Log Collection for Crashed and Terminated Pods

Hi all,

Currently, our support-bundle only includes logs from running and recently terminated pods.

However, it is important to also have access to logs from crashed or terminated pods in order to troubleshoot and resolve issues effectively.

I am considering using Collectd or Fluentd with local file output.

I would appreciate any other recommendations you may have for log collection solutions.

Thanks,
Thomas

Hello @Thomas_Corvazier :wave:

Are you referring to Pods which are no longer visible with kubectl get pods? If so, you’re correct that you’d want to aggregate the logs somewhere so they persist as Pods come and go.

We do have a suggestion on the Troubleshoot Github repo for a collector that could retrieve logs from an aggregator like ElasticSearch/Logstash, but today I believe something like Fluentd with local file output and our CopyFromHost collector would be your best path forward.

1 Like

Thanks for your response Diamon
Yes, correct, I meant pods deleted by the cluster and not showing in kubectl get pods.
After some investigation, it seems I will need a log collector that could work with many kubernetes distributions and using fluentd seems to make a lot of assumptions on how log files are stored in the cluster (stored in /var/log/containers? JSON or plain text?) so maybe the best would be to use a k8s API based log collector instead?

Sorry @Thomas_Corvazier for the extremely late reply here.

so maybe the best would be to use a k8s API based log collector instead?

I think I’d need some context on what you mean by a k8s API based log collector. Are you referring to what we have available today - Pod Logs - Troubleshoot Docs - Troubleshoot Docs? As you have already discovered, this will only collect logs from the containers that are still running or visible with kubectl get pods.

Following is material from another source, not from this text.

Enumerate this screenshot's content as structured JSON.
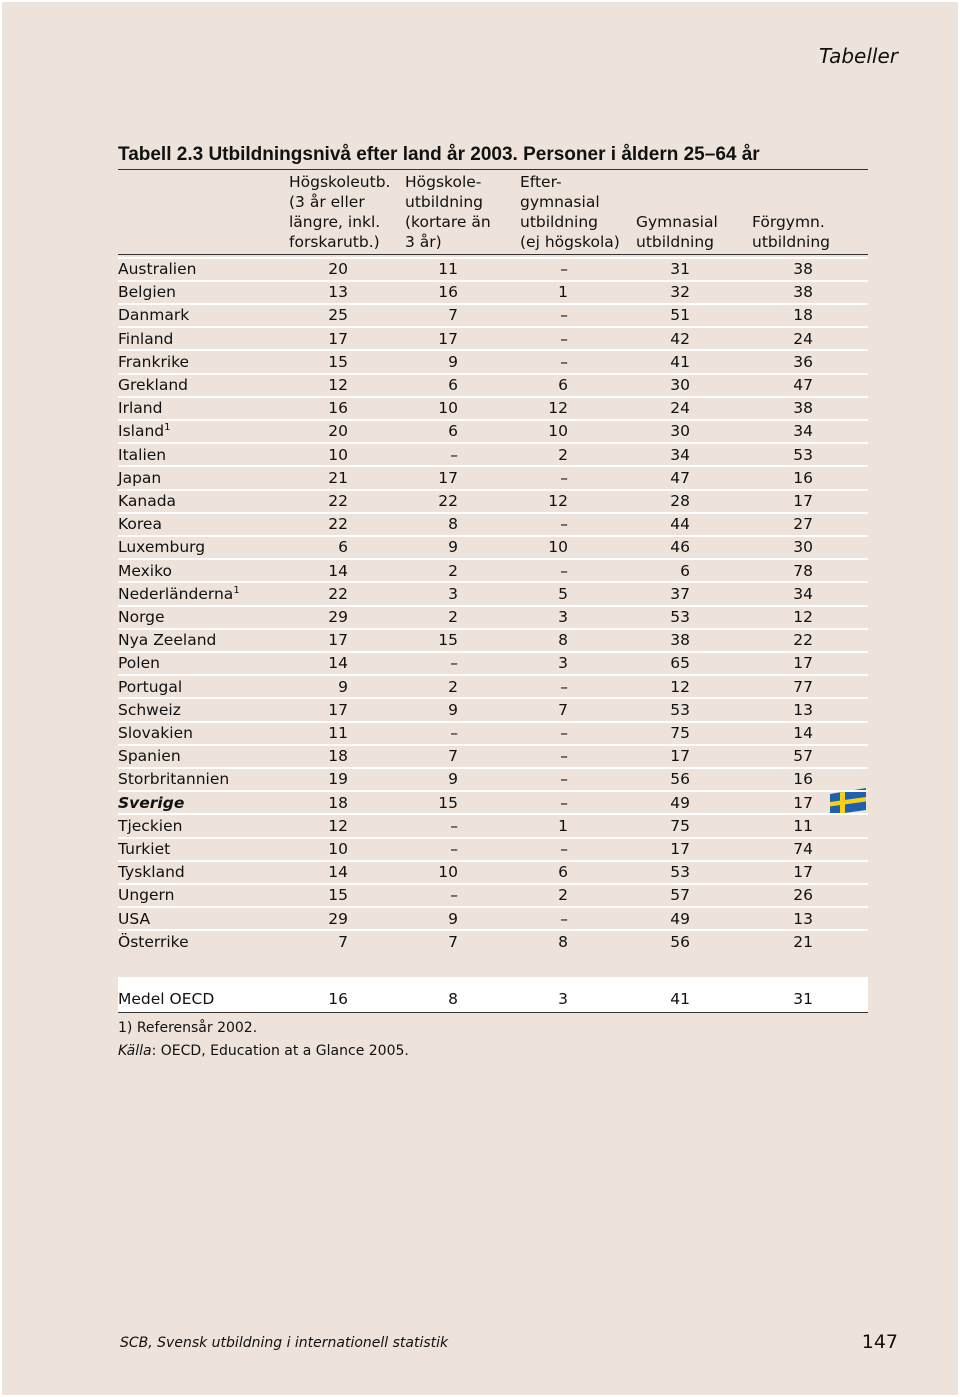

To capture logs from pods that no longer exist you would need some sort of log aggregation. I think your idea about fluentd would be the easy way to go about this. I imagine that each node would have the logs available at /some/file/path/to/fluentd/logs as you mentioned, and then you could scoop them up with Copy Files and Directories from Hosts - Troubleshoot Docs - Troubleshoot Docs from each node in the cluster. Does that make sense?